Limitations of this review

This review has been conducted relatively shortly after renewed interest in the field of OIT for food allergy and, as such, it is based on a limited number of methodologically weak studies which are potentially at high risk of bias and confounding, some of which have as yet only reported at scientific meetings. The rationale for undertaking early systematic reviews is now well recognised in that such reviews have, among other things, the potential to influence the commissioning and design of future primary studies. Moreover, we hope that, as the first systematic review of OIT for the management of food allergy, this work will also serve as a foundation for and inform future systematic reviews in relation to other important food groups (e.g. milk, eggs, tree nuts, etc). Any conclusions drawn must therefore be seen as preliminary at this stage. Additional limitations include the fact that these studies are of relatively short duration so it is not possible to generate any evidence on whether or not OIT can result in a state of tolerance. It should also be borne in mind that case series are particularly prone to publication bias; it is therefore possible that there are similar unpublished case series that we were not able to find despite our attempts to locate unpublished material. If so, this would mean that our findings suggest an over-optimistic assessment of the possible benefits associated with OIT. In keeping with the approach we have used in other disease contexts,3537 we plan to update this review at regular intervals which will allow us to incorporate studies that have been published after the cut-off date for our searches and thereby maintain oversight of key developments in this important field of enquiry.

Conclusions

Our systematic review suggests that, in a subset of patients with peanut allergy, OIT may prove effective in raising the threshold of exposure to substantially higher doses than those that tend to be encountered through accidental exposure.
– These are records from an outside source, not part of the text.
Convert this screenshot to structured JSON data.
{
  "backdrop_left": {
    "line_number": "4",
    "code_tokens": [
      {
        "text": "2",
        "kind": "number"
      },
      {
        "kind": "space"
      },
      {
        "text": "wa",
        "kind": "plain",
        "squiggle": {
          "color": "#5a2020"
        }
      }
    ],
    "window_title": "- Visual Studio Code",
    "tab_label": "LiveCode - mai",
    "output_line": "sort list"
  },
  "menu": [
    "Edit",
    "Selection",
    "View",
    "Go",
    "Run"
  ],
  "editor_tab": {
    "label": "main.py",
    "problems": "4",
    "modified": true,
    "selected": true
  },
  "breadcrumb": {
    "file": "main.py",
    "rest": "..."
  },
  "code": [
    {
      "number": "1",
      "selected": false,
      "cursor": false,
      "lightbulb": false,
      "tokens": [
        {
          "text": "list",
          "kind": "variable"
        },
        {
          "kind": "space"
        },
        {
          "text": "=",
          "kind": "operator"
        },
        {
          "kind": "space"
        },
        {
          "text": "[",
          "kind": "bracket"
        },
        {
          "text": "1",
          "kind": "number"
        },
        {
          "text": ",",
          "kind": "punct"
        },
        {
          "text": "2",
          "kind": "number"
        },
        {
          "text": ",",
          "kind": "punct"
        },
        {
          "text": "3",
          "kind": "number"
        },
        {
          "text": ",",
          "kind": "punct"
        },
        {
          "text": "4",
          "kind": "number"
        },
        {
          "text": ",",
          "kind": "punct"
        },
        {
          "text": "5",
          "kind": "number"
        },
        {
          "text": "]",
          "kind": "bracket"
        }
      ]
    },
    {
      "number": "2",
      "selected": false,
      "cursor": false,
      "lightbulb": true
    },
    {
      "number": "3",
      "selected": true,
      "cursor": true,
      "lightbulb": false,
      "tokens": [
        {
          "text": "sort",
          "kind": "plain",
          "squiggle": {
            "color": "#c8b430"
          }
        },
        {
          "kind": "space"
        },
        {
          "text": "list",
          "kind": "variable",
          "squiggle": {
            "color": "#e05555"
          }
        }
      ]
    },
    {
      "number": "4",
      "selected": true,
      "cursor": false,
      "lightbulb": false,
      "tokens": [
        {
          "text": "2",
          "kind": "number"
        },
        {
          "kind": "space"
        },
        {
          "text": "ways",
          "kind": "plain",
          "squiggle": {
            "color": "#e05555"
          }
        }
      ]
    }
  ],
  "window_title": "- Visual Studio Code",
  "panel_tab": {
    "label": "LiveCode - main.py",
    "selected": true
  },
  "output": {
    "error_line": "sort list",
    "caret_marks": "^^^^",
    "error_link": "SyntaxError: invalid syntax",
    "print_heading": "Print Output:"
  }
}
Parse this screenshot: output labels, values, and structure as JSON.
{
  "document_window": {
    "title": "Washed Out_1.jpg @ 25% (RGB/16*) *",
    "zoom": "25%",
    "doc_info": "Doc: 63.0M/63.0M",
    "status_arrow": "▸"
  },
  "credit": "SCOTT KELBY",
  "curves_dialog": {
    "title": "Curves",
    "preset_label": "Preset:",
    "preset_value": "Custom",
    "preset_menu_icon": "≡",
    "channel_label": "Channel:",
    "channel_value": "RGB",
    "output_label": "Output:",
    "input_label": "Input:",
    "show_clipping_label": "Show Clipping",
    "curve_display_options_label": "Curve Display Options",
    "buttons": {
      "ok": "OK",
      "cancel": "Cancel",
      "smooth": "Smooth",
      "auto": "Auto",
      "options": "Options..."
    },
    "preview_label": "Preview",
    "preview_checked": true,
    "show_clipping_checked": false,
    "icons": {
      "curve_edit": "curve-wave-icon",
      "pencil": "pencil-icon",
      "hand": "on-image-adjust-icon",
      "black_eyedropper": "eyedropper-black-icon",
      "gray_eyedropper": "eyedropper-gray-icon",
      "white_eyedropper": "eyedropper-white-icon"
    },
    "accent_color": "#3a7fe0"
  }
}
Rush OIT-based approaches appear less efficacious than the more gradual three-phase treatment approach. Although side-effects clearly occur, OIT appears to be relatively safe if administered in carefully monitored clinical settings with gradually escalating doses. It seems that the majority of these adverse events can be effectively treated with antihistamines, although adrenaline should be available at all times.

Overall, OIT appears to be a promising new therapeutic approach, but its effectiveness, cost-effectiveness, and risk profile now need to be better established. We therefore recommend that OIT administration should, for the present, only take place in clinical trial settings.